The defence of smacking, which is outlawed at the the Prince's old school, Gordonstoun, annoyed Peter Newall, leader of the pressure group Eppoch (End Physical Punishment of Children). He said: 'I think someone of his stature getting involved in the debate without carefully considering all the arguments, very powerful arguments, against smacking is dangerous, and adds nothing to the debate. It's a crude intervention, not a sensitive or helpful one.'
The comments about standards of literacy were contested by Professor Ted Wragg, director of the School of Education at Exeter University. He accused the Prince of 'slagging off state education on third- or fourth-hand information'. He said: 'He did this once before, saying children couldn't spell and weren't being encouraged to write properly in state schools.
'It turned out he had based the information on people in his own office, all of whom had been privately educated.'
Defending the Prince's remarks on reading and writing, Stewart Sexton, director of the Government's Education Unit, said: 'Prince Charles is pursuing not just the theories but the practice, which is much more important . . . He's correct in saying we should teach good English; good grammar. All of that's common sense.'
Professor Peter Levi, former Professor of Poetry at Oxford University and a member of the Department for Education's committee set up seven years ago to inquire into standards of English teaching in schools agreed with the Prince's comments on some English faculties: 'Those dons to whom Prince Charles refers are the scum of the earth. That is well known to all their colleagues,' he said.
But he thought the attack was out of date. 'I don't know who is pulling poems to pieces these days. I don't think anybody is very much at Oxford,' he said. 'I'm on the side of common sense too, but it doesn't particularly need a champion does it?'
Clare Short, Labour MP for Birmingham Ladywood, said: 'This is Sunspeak. It is nonsense . . . What he called 'political correctness' does not actually exist.
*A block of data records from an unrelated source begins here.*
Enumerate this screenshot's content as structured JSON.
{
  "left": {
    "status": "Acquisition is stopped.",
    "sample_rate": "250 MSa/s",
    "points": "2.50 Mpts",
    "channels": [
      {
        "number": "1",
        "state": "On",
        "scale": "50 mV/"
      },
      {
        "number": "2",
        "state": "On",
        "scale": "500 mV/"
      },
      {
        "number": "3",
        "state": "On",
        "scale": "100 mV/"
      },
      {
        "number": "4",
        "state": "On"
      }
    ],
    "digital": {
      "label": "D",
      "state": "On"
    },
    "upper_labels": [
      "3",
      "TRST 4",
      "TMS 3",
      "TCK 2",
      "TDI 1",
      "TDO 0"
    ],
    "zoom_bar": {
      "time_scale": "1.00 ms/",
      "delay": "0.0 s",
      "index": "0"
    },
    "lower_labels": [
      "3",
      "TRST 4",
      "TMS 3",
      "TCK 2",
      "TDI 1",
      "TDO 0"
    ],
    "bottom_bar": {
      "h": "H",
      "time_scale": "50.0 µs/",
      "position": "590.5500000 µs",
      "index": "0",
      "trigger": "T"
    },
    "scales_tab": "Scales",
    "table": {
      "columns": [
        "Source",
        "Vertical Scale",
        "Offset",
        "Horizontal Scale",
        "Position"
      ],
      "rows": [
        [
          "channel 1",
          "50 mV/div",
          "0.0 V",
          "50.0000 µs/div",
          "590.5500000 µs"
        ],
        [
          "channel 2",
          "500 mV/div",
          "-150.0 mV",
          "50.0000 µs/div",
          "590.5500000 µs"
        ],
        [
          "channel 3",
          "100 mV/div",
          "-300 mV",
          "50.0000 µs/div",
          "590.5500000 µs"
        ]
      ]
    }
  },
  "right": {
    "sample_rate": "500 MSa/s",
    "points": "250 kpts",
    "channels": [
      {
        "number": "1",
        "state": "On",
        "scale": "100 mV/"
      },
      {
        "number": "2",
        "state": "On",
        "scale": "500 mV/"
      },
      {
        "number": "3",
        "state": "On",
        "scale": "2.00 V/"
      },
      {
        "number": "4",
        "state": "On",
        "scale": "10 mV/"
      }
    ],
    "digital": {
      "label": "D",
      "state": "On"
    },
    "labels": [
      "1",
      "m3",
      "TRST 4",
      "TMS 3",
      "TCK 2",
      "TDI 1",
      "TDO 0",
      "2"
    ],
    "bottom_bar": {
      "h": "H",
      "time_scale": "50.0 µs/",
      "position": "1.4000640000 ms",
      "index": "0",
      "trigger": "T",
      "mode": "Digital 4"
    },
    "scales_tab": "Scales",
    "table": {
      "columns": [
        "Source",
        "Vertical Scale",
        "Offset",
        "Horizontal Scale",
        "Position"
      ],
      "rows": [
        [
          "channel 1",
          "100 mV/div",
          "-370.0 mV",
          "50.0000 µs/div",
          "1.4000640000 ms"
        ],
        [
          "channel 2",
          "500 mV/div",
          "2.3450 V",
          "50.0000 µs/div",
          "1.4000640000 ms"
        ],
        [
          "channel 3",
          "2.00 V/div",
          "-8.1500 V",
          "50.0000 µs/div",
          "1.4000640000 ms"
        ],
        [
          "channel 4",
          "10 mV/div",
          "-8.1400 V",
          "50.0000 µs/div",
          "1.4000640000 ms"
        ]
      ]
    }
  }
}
It is invented by people who want the right to be racist and to say demeaning things about women.'
John Carlisle, Conservative MP for Luton North, said: 'At last we have the Royal Family speaking sense and expressing a real understanding of the malaise that has been spreading through this country in terms of political correctness.'
The former headmaster of Westminster School, Dr John Rae, said he wholeheartedly supported the Prince's statement. 'I think any form of political correctness, from the left or the right, is undesirable. Prince Charles, with children going through the education system, is perfectly entitled to raise the issue,' he said.
Dr Rae said he particularly supported the Prince's belief that people should not be intimidated by the politically correct. 'One of the most important parts of education is that people stand up for what they believe in, and are encouraged to be independently minded,' he said.